The idea of “competition” is lame, because it implies there’s only a finite amount of room for writers to operate in. The more genuinely good writers out there, the more I’ll have to read that’ll be worthwhile, to take inspiration from, and to learn from. And if some of them get their start by banging out fifty thousand words in thirty days, more power to ‘em.
Those who grouse are probably just not suited to suffering other people’s baby steps. Far be it from me to tell them how to deal with amateurs, or even other would-be pros. Go dig up Lester Bangs’s Mainlines, Blood Feasts and Bad Taste and flip to pages 363-364, wherein Brother Lester relates a scene that ends with some gawkish-mawkish Middle America type asking said literary King of Scum: “Would you suggest writing as a career?” (Bang’s telling of the anecdote is downright Aristocrats in the way he builds up to the punchline; that section alone—and the Emerson, Lake & Palmer interview—are reason enough to drop dimes on the book.) I can only imagine Bukowski telling that poor wretch to go commit anatomical impossibilities upon his person: go ‘way, kid, ya bodda me.
It’s happened to me, sort of. A couple of conventions ago I got pegged down by a kid with some mishmosh of an idea about these young tykes who go into their closet and discover their nightmare world exists in there for real. Great, I said, but the more I pressed him for details, the more he thrashed around helplessly. He was all ideas and no story. After asking “Why does x need to be this way?” or “What are you trying to accomplish with y?” and getting no coherent answer—not just once but many times in a row—I realized I was in the position of a man trying to talk someone into climbing out of a hole when their arms didn’t work.

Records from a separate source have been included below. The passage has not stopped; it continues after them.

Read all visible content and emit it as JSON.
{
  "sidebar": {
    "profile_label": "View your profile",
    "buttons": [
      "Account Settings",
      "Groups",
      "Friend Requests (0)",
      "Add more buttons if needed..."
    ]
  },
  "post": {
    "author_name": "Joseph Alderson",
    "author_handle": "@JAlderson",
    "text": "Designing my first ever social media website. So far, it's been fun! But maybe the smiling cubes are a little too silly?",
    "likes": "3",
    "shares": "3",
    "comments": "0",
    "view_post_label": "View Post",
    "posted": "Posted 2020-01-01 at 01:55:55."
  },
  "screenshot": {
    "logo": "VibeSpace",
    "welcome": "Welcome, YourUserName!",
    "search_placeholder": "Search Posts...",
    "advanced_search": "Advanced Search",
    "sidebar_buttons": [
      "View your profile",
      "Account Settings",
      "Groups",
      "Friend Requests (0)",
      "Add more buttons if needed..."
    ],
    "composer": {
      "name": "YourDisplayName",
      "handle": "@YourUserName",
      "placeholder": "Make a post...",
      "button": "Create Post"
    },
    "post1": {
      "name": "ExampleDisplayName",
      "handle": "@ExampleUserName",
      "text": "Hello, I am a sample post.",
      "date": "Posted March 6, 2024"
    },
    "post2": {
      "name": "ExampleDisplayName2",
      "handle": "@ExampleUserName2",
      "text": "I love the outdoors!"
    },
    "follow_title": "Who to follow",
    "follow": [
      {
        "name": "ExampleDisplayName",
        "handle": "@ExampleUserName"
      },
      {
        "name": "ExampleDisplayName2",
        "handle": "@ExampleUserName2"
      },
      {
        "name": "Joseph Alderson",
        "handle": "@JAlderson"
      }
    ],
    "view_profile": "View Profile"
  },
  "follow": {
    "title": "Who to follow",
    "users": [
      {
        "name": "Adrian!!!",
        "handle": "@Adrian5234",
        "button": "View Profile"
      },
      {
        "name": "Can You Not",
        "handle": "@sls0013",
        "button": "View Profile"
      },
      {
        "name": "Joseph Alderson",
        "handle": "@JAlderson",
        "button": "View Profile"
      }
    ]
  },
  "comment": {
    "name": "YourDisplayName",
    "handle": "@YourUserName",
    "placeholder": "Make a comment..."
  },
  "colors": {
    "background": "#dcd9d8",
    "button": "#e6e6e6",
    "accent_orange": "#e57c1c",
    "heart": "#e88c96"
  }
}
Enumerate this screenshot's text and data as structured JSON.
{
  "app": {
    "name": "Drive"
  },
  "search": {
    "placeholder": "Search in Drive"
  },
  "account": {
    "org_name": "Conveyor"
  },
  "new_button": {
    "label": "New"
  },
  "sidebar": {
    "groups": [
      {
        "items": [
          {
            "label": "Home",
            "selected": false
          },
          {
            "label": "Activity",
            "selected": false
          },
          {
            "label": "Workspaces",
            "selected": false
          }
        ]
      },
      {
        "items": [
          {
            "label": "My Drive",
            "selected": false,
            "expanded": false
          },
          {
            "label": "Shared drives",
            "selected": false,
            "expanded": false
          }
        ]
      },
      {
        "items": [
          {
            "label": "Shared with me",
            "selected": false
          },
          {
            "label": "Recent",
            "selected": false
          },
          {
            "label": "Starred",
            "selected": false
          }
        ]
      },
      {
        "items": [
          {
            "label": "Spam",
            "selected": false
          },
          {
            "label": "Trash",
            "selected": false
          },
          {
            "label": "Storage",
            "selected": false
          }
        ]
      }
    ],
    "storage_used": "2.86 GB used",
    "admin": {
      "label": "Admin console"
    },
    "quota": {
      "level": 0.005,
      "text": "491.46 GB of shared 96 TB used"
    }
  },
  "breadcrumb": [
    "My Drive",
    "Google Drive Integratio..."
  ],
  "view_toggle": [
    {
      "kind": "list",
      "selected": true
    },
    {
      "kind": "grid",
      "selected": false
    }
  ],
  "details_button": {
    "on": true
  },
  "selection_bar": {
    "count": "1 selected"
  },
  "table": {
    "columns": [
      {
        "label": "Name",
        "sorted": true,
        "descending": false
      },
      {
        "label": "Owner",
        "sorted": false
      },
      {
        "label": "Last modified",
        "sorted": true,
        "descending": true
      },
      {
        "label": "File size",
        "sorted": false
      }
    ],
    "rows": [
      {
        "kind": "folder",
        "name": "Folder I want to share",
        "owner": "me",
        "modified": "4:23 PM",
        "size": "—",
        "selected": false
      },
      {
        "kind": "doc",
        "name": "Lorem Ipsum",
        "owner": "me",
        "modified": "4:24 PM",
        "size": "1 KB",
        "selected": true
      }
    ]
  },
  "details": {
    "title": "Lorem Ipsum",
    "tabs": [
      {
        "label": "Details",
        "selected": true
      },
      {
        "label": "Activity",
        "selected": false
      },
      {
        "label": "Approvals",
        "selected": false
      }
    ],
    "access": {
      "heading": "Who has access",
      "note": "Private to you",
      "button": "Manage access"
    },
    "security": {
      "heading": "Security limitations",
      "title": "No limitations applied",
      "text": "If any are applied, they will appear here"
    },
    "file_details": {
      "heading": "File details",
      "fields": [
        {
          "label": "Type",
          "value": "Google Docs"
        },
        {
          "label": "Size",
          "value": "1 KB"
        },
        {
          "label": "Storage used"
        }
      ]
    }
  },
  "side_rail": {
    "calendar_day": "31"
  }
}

And yet, none of it was wasted time. It gave me something to tell other people, those who were not nearly that mired down in the swamps of their own frustrated ambitions. Not everyone, I guess, has the patience for such things, but by the same token, not everyone doesn’t. W.B. Yeats had, from the sound of it, little patience to spare for mundane little people who sapped his time when he could have been spending it more productively talking Deep and Meaningful Things with his friends, or better yet at his desk composing verse like this:
Dear fellow-artist, why so free
With every sort of company,
With every Jack and Jill?
Choose your companions from the best;
Who draws a bucket with the rest
Soon topples down the hill.
But to an artist, any time spent is going to be time well spent, isn’t it? To think less than that is to cut yourself off from the very world you draw from and give back to.